With summer now in full swing across the Northern Hemisphere, and the heat insidiously settling itself in for the next few months, it seems that the Dog Days are truly in sight.
‘Dog days’ refers to the hottest days of summer which, historically, were marked out by the heliacal rising of the star system Sirius — known colloquially as the ‘Dog Star’. Ancient greek astrology connected this period with chaotic upheaval — droughts, unbearable heat, lethargy, sudden thunderstorms, and, crucially, mad dogs.
But for graphic designer, Kheelk, it seems that every day is a Dog Day. Emaciated dog faces, 3D-rendered scenes of dogs in creepy bathrooms, and deformed canine caricatures make up much of her body of 3D work.
“I’ve always found animals to be more visually interesting than humans,” Kheelk, AKA Anka Reczynska, told us at TNC.
As well as their fascinating anatomy, Anka maintains dogs’ specific power in expressing sadness. Her detailed and often dark renditions hark back to videos she saw in her childhood of dogs being abused.

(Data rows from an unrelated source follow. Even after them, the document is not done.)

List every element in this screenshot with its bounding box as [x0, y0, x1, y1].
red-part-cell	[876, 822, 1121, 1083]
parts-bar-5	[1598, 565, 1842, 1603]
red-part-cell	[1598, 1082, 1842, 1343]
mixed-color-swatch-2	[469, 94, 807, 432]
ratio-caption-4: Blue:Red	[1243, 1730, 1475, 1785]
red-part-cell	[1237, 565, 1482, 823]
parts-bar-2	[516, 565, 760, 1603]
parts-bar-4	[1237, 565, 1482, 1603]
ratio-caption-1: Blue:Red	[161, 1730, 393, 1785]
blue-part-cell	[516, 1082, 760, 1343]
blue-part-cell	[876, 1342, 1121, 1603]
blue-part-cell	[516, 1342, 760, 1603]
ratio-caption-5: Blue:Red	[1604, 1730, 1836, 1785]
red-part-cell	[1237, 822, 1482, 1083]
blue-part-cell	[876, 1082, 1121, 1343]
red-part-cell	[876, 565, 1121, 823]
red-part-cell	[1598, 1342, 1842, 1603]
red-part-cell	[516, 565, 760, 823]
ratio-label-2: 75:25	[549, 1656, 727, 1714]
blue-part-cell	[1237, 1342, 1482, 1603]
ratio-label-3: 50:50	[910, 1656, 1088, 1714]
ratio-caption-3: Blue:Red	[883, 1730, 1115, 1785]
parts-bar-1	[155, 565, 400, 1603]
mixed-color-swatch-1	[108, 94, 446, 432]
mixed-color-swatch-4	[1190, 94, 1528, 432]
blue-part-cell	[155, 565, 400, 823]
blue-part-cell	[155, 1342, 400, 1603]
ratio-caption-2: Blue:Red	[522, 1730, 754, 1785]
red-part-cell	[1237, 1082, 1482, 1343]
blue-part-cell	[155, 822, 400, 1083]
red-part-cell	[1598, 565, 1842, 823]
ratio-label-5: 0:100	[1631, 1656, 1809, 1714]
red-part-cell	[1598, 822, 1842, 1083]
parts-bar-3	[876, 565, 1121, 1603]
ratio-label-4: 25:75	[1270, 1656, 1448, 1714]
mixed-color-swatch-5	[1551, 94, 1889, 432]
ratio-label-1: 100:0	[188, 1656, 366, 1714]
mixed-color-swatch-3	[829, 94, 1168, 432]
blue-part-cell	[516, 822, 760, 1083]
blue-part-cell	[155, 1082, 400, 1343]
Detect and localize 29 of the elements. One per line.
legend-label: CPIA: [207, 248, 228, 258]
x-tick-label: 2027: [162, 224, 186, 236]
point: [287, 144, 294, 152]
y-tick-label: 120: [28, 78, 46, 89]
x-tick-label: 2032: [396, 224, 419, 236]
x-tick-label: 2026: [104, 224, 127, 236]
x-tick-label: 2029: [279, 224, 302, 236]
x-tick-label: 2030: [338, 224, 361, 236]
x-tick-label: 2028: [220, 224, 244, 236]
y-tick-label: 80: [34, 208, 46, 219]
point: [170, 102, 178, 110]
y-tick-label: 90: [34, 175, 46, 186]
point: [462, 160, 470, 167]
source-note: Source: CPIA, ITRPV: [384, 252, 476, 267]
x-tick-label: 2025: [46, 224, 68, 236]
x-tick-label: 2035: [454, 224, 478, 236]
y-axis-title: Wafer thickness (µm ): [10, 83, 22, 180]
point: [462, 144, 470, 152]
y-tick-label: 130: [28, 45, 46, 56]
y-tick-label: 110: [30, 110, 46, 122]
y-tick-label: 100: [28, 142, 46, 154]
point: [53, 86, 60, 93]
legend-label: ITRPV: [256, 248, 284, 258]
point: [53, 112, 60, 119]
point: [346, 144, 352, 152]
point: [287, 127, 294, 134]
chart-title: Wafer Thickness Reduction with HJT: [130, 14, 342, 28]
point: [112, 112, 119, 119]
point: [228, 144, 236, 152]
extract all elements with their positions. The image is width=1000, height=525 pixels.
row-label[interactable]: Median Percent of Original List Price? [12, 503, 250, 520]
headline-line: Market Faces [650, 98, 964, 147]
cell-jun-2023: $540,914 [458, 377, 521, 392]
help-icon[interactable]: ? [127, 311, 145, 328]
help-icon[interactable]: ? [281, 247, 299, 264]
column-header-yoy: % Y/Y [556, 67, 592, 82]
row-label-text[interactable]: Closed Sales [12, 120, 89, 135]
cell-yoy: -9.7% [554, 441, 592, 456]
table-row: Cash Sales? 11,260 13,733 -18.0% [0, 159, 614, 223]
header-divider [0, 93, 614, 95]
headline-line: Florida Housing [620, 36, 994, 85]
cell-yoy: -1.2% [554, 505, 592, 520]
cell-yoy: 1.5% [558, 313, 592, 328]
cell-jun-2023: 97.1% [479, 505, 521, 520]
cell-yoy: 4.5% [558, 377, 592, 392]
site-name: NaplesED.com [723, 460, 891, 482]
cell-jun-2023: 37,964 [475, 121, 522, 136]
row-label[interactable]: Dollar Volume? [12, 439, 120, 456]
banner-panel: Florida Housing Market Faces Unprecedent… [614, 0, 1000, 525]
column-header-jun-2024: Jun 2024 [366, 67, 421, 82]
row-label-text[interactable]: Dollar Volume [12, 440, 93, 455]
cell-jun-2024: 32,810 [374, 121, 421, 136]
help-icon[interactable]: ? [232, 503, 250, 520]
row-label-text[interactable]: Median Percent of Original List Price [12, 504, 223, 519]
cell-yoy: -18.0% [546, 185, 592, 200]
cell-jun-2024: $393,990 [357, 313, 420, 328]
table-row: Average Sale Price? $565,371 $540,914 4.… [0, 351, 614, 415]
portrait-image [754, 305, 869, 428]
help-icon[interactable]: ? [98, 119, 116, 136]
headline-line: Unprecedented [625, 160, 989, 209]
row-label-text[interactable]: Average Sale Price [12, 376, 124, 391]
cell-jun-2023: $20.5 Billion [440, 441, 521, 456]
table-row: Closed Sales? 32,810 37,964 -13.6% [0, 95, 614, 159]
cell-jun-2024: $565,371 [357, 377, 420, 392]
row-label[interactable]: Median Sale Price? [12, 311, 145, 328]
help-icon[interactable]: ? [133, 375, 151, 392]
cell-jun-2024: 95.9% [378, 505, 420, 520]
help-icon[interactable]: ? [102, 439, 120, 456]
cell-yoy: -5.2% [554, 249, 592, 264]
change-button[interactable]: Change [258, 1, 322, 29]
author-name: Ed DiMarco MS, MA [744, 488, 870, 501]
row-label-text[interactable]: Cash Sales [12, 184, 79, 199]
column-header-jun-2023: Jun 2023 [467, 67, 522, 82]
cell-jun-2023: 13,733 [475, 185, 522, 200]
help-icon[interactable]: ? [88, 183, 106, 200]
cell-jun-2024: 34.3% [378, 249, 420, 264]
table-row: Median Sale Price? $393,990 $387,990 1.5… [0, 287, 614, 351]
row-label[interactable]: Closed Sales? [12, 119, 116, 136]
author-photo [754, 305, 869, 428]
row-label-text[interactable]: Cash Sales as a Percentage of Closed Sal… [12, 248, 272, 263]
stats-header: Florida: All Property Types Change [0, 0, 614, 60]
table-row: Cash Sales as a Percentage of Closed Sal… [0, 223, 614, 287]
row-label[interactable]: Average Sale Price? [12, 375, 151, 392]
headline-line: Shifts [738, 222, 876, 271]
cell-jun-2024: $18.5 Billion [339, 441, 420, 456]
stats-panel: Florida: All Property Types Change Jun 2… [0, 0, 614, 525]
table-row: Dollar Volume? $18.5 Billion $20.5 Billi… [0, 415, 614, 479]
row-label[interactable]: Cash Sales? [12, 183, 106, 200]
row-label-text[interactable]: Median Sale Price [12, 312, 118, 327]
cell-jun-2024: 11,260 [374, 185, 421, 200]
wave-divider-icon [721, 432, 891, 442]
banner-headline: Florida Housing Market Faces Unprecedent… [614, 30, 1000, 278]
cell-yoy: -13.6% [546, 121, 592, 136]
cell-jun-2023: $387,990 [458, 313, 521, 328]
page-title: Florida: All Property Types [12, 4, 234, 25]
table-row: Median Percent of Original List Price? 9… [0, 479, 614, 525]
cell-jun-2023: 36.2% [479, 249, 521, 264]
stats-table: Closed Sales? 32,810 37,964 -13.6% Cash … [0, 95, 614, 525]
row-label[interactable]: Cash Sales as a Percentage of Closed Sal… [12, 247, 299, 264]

“It just impacted me emotionally so deeply that I started to express my own sadness though a dog’s form,” she told us, “seeing something innocent and pure, getting hurt by humans, we should know better…”
Generally, her work is imbued with a sense of the dark — from the intimidating and the gross to the downright doomed. The untamed lethargy and wildness of Kheelk’s dogs situate her pieces in an infinite loop of Dog Days. But the designer’s process is anything but lethargic.
Her 3D animation of a dog in an overflowing bathtub of slime took “weeks and weeks of rendering.” The beguiling animation was inspired by an old piece she had laying about in her sketchbook of a dog stuck in a toilet.
With each new piece, Kheelk pushes herself to learn a new technique; “I always try something new so I decided to learn water simulation as well, hence the overflowing bathtub of slime.” And it’s the slowly overflowing toilet and filling-up bath full of gooey, reflective slime which makes this piece so captivating.
Like many artists, Anka’s process isn’t straightforward or linear. Her “constant productive flow” sees her jumping from project to protect, starting new things, and switching between styles until completed pieces make their way into her ever-expanding “little zoo” of animated creatures.
Anka’s graphic design career begun as all brilliant ones do — on Microsoft Paint, which she used for drawing and making collages as a child. At age 12, her father gifted her a drawing tablet and she got involved with online drawing groups, but learning to draw in this way didn’t suit her.
“I never really liked studying how to draw properly and it stressed me out so I didn’t see it as a viable career,” Anka told us over email. It was video games that lead to Anka’s interest in 3D, and subsequent enrolment in game design courses in Poland and The Animation Workshop in Denmark.
Learning the programmes came easily to Anka, who has always been good at “computer stuff”. Growing up with a “massive tech geek” for a father, and a progression of increasingly sophisticated graphic design tools, Anka settled naturally on 3D as a medium for creative expression. And the results are stunning and unsettling in equal parts.
“It’s a perfect marriage of technology and art,” she says, “I’m really passionate about it, it’s such an insanely diverse medium.”
With a “huge list” of projects in her head, Anka’s Dog Days are far from over. Big things are on the horizon— unpredictable storms, dogs bewitched by the heat, cooling off in bathtubs of slime, and an era of Kheelk.
“There are always tons of things that I want to learn and do. I’m insatiable.”